My reply is late as I did not have chance to test passkeys on Ventura in conjuction with iPhones to full extent, as the VM I installed Ventura Beta in did not support BT. Which is required to complete a passkey registration using the option "on iPhone or iPad".
Now Ventura has been released and I was able to test and the result forces me to correct myself. What I thought would be the ability to store a passkey on the iPhone only appeared to be rather senseless: although the smartphone is used to create and register a passkey that key is shared by iCloud keychain nevertheless. After completing a registration of the passkey using a mac and an iPhone the resulting passkey was synced to the mac immediately and usable there without the phone.
Which does not make sense if one registers a passkey within macOS Safari using that option as one can rely on macOS without the iPhone to do that with the same result: a keychain-shared passkey.
Maybe it is there to support other browsers on macOS like Chrome or Firefox which do not have keychain access.
So I got fooled by seeing the option "Create on device" and guessing that this allows to restrict the key to that device.

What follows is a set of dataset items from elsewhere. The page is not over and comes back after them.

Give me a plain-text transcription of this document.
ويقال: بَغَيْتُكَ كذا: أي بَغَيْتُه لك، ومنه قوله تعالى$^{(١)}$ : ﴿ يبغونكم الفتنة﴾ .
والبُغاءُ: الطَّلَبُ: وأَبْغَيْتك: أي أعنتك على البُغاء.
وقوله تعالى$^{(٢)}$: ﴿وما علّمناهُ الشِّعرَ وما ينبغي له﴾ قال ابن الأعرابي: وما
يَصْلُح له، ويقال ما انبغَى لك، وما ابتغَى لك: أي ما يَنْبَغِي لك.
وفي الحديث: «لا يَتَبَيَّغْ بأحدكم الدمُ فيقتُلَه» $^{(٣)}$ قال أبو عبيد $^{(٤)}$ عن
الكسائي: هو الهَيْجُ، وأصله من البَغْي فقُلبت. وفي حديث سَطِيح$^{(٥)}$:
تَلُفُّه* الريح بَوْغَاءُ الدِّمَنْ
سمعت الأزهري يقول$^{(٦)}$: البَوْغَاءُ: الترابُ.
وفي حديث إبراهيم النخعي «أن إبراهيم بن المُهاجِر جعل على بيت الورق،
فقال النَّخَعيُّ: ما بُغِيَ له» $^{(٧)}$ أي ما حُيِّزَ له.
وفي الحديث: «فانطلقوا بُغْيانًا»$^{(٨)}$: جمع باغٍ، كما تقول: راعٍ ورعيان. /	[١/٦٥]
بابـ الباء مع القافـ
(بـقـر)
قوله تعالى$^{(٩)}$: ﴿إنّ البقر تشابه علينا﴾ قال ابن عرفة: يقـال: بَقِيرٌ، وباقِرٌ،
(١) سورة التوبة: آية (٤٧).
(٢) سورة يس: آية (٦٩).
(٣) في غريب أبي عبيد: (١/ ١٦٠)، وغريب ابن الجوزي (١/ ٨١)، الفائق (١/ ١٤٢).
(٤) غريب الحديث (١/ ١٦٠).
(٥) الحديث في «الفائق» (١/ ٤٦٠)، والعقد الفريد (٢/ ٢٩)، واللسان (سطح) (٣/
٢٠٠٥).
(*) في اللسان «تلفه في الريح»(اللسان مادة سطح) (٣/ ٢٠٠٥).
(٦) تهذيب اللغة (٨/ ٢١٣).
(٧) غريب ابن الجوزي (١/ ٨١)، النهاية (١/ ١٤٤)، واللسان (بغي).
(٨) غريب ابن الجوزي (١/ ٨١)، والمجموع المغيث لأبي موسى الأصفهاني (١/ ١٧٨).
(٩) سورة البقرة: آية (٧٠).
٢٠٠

I agree that the keychain passkeys have lesser security than those on security sticks (both key security and key attestation arguments are valid here). But as they are more convenient to use it may cause more offers on the net to register those keys and use them instead of passwords - which will support security stick users as well. As for now I am aware of four offers only to use passkeys, two of them being within software "on premise" (which for my purposes means at home): Google, Github, Gitea (an on-premise source code management system like github) and Synology DS. Only the latter two allow the use of passkeys instead of passwords, whereas the former support it as second factor only.